The Taoiseach has branded the abduction and beating of businessman Kevin Lunney as “cowardly and brutal”.
Leo Varadkar said he was horrified by the attack on the Quinn Industrial Holdings (QIH) executive.
His comments came after Tanaiste Simon Coveney compared the kidnap and assault to the “gangland paramilitary-style punishment beatings of the past”.
The father of six was attacked as he arrived at his home in Derrylin, Co Fermanagh, on Tuesday.
Mr Lunney, a director at QIH, was driven away before being subjected to a beating at an unknown location.
“I am really horrified by that attack, I condemn it absolutely, it was a very cowardly act and brutal act too,” said Mr Varadkar.
The Taoiseach said he had spoken to DUP leader Arlene Foster about the incident and had received a briefing from Irish Justice Minister Charlie Flanagan.

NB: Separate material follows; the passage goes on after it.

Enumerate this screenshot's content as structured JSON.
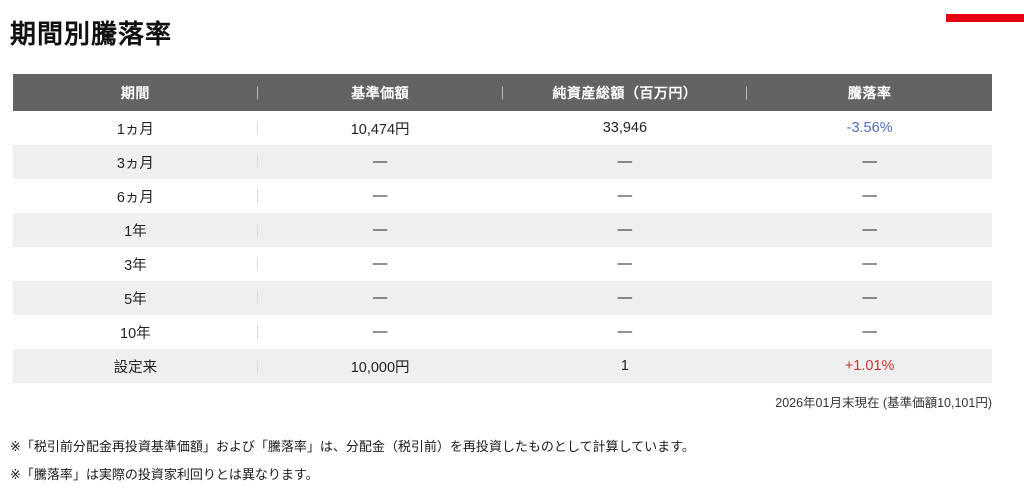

“We’re going to make sure that Garda resources are put behind this, that there’s co-operation between the Garda and the PSNI,” said Mr Varadkar.
“What we really need here is arrests and convictions.”
Earlier, Mr Coveney told the Dail: “We cannot allow this type of brutal intimidation which is a reminder of the kind of gangland or paramilitary punishment beatings of the past. I don’t say that lightly.
“There is an obligation on communities living in the area. There are many people who know who these people are and know who is behind the brutality, intimidation and total lawlessness in terms of what happened. They need to come forward to the PSNI and Garda if they have any information.”
Other directors of QIH have been the targets of several attacks and acts of intimidation in Co Cavan and Co Fermanagh in recent years.
Mr Coveney added: “This was a shocking incident that I think a lot of people across the country are talking about.
“A completely innocent person coming home from work and getting rammed by a car and then brutally pulled from his car by a masked gang of men and taken across the border in a way that will potentially induce life-changing injuries both mentally and physically, and then left in a ditch.
“This is not what people living in the border counties want or expect and they need to work with both An Garda Siochana and the PSNI to stamp it out and respond to what, quite frankly, could have been a man’s death.”
He said “no stone will be left unturned by An Garda Siochana and the PSNI”.
“The relationship between the PSNI and An Garda is stronger now than it has ever been and this will be a case they will work very closely on,” he said.
Fianna Fail TD Dara Calleary said there “appeared to be a complacency in policing” in dealing with the spate of attacks.
Mr Coveney said the number of gardai in the border region where the attack took place has increased by 150 to 1,500 since the end of 2017 and there will be an armed support unit established in Co Cavan.